Estas acciones son resultado de un acuerdo entre los presidentes de México, Andrés Manuel López Obrador, y de Estados Unidos, Joe Biden, para impedir que los productores de China y otros países eludan aranceles estadounidenses desviando sus productos a través de México.
Las medidas incluyen nuevos requisitos de Estados Unidos que establecen que las importaciones de acero y aluminio desde México deben ser fundidas y vertidas en Estados Unidos, México o Canadá.

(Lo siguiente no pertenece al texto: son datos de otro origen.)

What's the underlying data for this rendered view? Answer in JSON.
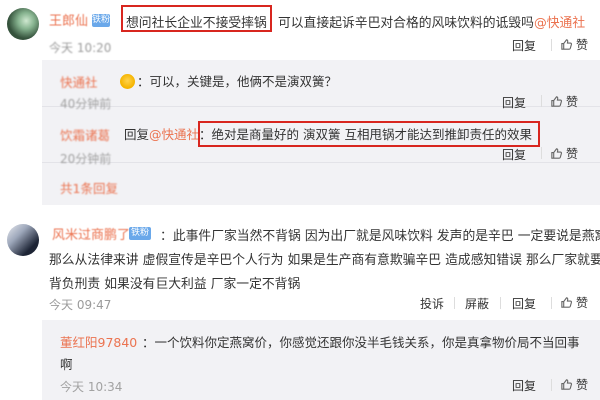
{
  "comment1": {
    "username": "王郎仙",
    "badge": "铁粉",
    "text_highlight": "想问社长企业不接受摔锅",
    "text_rest": "可以直接起诉辛巴对合格的风味饮料的诋毁吗",
    "mention": "@快通社",
    "time": "今天 10:20",
    "reply_label": "回复",
    "like_label": "赞"
  },
  "replies": [
    {
      "username": "快通社",
      "text": "：可以，关键是，他俩不是演双簧？",
      "time": "40分钟前",
      "reply_label": "回复",
      "like_label": "赞"
    },
    {
      "username": "饮霜诸葛",
      "prefix": "回复",
      "mention": "@快通社",
      "text": "：绝对是商量好的  演双簧  互相甩锅才能达到推卸责任的效果",
      "time": "20分钟前",
      "reply_label": "回复",
      "like_label": "赞"
    },
    {
      "username": "共1条回复",
      "time": "",
      "reply_label": "",
      "like_label": ""
    }
  ],
  "comment2": {
    "username": "风米过商鹏了",
    "badge": "铁粉",
    "lines": [
      "：此事件厂家当然不背锅 因为出厂就是风味饮料 发声的是辛巴 一定要说是燕窝",
      "那么从法律来讲 虚假宣传是辛巴个人行为 如果是生产商有意欺骗辛巴 造成感知错误 那么厂家就要",
      "背负刑责 如果没有巨大利益 厂家一定不背锅"
    ],
    "time": "今天 09:47",
    "report_label": "投诉",
    "block_label": "屏蔽",
    "reply_label": "回复",
    "like_label": "赞"
  },
  "reply2": {
    "username": "董红阳97840",
    "line1": "：一个饮料你定燕窝价，你感觉还跟你没半毛钱关系，你是真拿物价局不当回事",
    "line2": "啊",
    "time": "今天 10:34",
    "reply_label": "回复",
    "like_label": "赞"
  },
  "colors": {
    "accent": "#eb7350",
    "highlight_box": "#d8261f",
    "reply_bg": "#f2f2f5",
    "badge": "#6aa8ea"
  }
}
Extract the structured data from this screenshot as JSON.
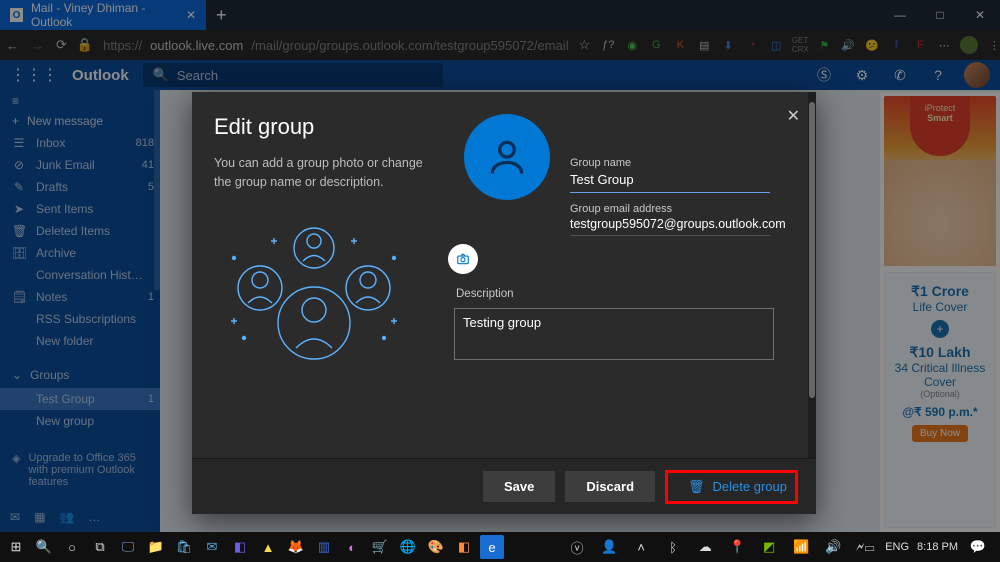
{
  "browser": {
    "tab_title": "Mail - Viney Dhiman - Outlook",
    "url_prefix": "https://",
    "url_host": "outlook.live.com",
    "url_path": "/mail/group/groups.outlook.com/testgroup595072/email"
  },
  "outlook": {
    "brand": "Outlook",
    "search_placeholder": "Search"
  },
  "sidebar": {
    "new_message": "New message",
    "folders": [
      {
        "icon": "☰",
        "label": "Inbox",
        "count": "818"
      },
      {
        "icon": "⊘",
        "label": "Junk Email",
        "count": "41"
      },
      {
        "icon": "✎",
        "label": "Drafts",
        "count": "5"
      },
      {
        "icon": "➤",
        "label": "Sent Items",
        "count": ""
      },
      {
        "icon": "🗑",
        "label": "Deleted Items",
        "count": ""
      },
      {
        "icon": "🗄",
        "label": "Archive",
        "count": ""
      },
      {
        "icon": "",
        "label": "Conversation Hist…",
        "count": ""
      },
      {
        "icon": "🗒",
        "label": "Notes",
        "count": "1"
      },
      {
        "icon": "",
        "label": "RSS Subscriptions",
        "count": ""
      },
      {
        "icon": "",
        "label": "New folder",
        "count": ""
      }
    ],
    "groups_label": "Groups",
    "groups": [
      {
        "label": "Test Group",
        "count": "1",
        "selected": true
      },
      {
        "label": "New group",
        "count": "",
        "selected": false
      }
    ],
    "upgrade": "Upgrade to Office 365 with premium Outlook features"
  },
  "modal": {
    "title": "Edit group",
    "description_text": "You can add a group photo or change the group name or description.",
    "field_group_name_label": "Group name",
    "field_group_name_value": "Test Group",
    "field_email_label": "Group email address",
    "field_email_value": "testgroup595072@groups.outlook.com",
    "field_description_label": "Description",
    "field_description_value": "Testing group",
    "save_label": "Save",
    "discard_label": "Discard",
    "delete_label": "Delete group"
  },
  "ads": {
    "shield_line1": "iProtect",
    "shield_line2": "Smart",
    "line1": "₹1 Crore",
    "line2": "Life Cover",
    "line3": "₹10 Lakh",
    "line4": "34 Critical Illness Cover",
    "line5": "(Optional)",
    "line6": "@₹ 590 p.m.*",
    "btn": "Buy Now"
  },
  "taskbar": {
    "lang": "ENG",
    "time": "8:18 PM"
  }
}
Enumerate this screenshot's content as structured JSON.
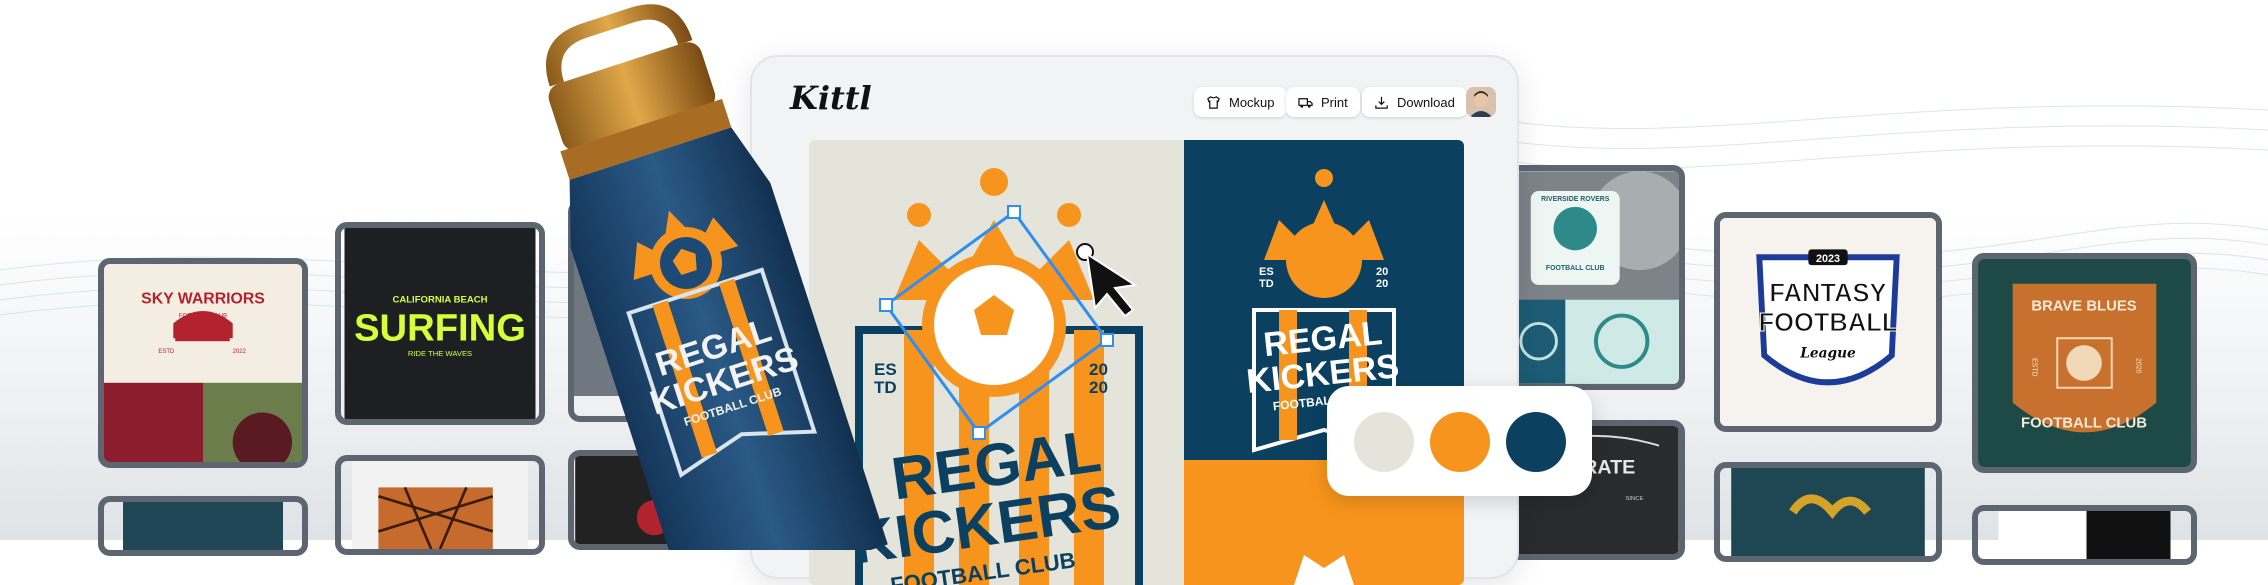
{
  "editor": {
    "logo": "Kittl",
    "buttons": {
      "mockup": "Mockup",
      "print": "Print",
      "download": "Download"
    }
  },
  "design": {
    "estd": "ES\nTD",
    "year": "20\n20",
    "line1": "REGAL",
    "line2": "KICKERS",
    "sub": "FOOTBALL CLUB"
  },
  "palette": {
    "colors": [
      "#e4e4da",
      "#f7941d",
      "#0b4060"
    ]
  },
  "tiles": {
    "sky": {
      "title": "SKY WARRIORS",
      "sub": "FOOTBALL CLUB",
      "estd": "ESTD",
      "year": "2022"
    },
    "surf": {
      "top": "CALIFORNIA BEACH",
      "main": "SURFING",
      "bottom": "RIDE THE WAVES"
    },
    "riverside": {
      "title": "RIVERSIDE ROVERS",
      "sub": "FOOTBALL CLUB"
    },
    "fantasy": {
      "year": "2023",
      "line1": "FANTASY",
      "line2": "FOOTBALL",
      "line3": "League"
    },
    "brave": {
      "title": "BRAVE BLUES",
      "sub": "FOOTBALL CLUB",
      "estd": "ESTD",
      "year": "2020"
    },
    "karate": {
      "title": "KARATE",
      "since": "SINCE"
    }
  }
}
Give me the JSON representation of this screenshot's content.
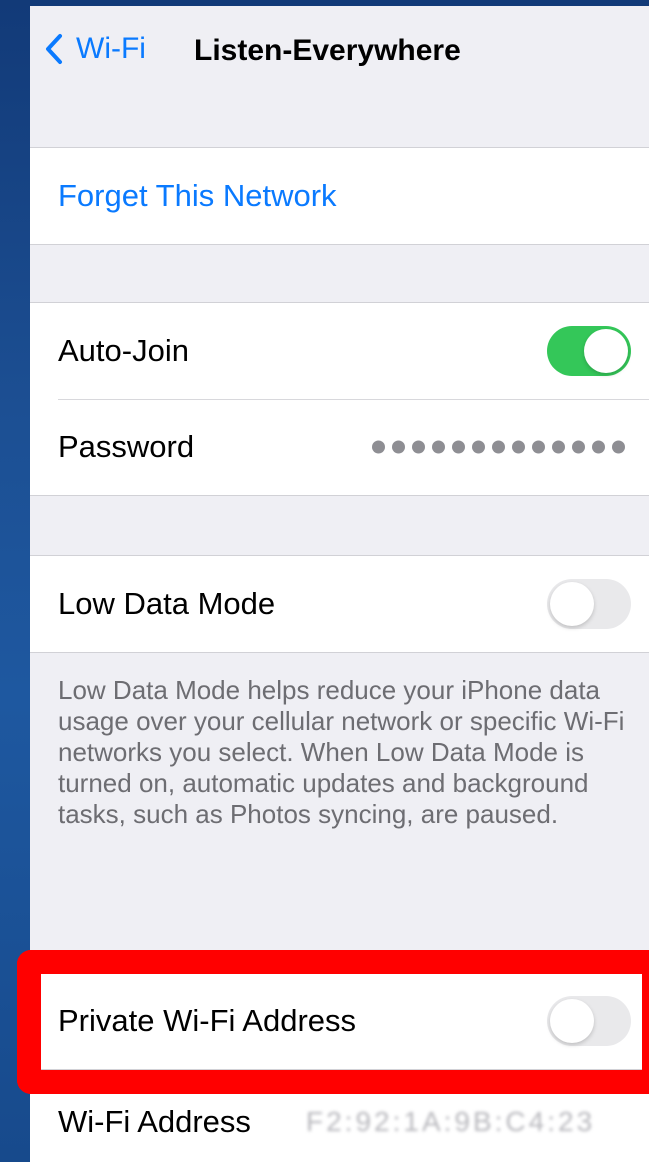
{
  "nav": {
    "back_label": "Wi-Fi",
    "title": "Listen-Everywhere"
  },
  "forget": {
    "label": "Forget This Network"
  },
  "auto_join": {
    "label": "Auto-Join",
    "enabled": true
  },
  "password": {
    "label": "Password",
    "masked_value": "●●●●●●●●●●●●●"
  },
  "low_data_mode": {
    "label": "Low Data Mode",
    "enabled": false,
    "footer": "Low Data Mode helps reduce your iPhone data usage over your cellular network or specific Wi-Fi networks you select. When Low Data Mode is turned on, automatic updates and background tasks, such as Photos syncing, are paused."
  },
  "private_address": {
    "label": "Private Wi-Fi Address",
    "enabled": false
  },
  "wifi_address": {
    "label": "Wi-Fi Address",
    "value": "F2:92:1A:9B:C4:23"
  },
  "colors": {
    "accent": "#0a7aff",
    "toggle_on": "#34c759",
    "highlight": "#ff0000"
  }
}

Esto evitará un arancel del 25% bajo la Sección 232 de la Ley de Expansión Comercial de 1962. Alejandro Malagón Barragán, presidente de la Concamin, señaló que estas regulaciones representan un impacto considerable y pidió tiempo para analizar el decreto estadounidense.
Adicionalmente, las importaciones de aluminio de México no deben contener aluminio primario cuyo país de fundición principal, secundario o reciente sea Bielorrusia, China, Irán o Rusia.
Estas restricciones se agregan al aumento de aranceles, entre 25% y 50%, que México implementó en abril a productos de acero y aluminio de países sin acuerdos de libre comercio. Malagón señaló que estas medidas afectan también a productos terminados que contienen estos materiales, especialmente en el sector automotriz.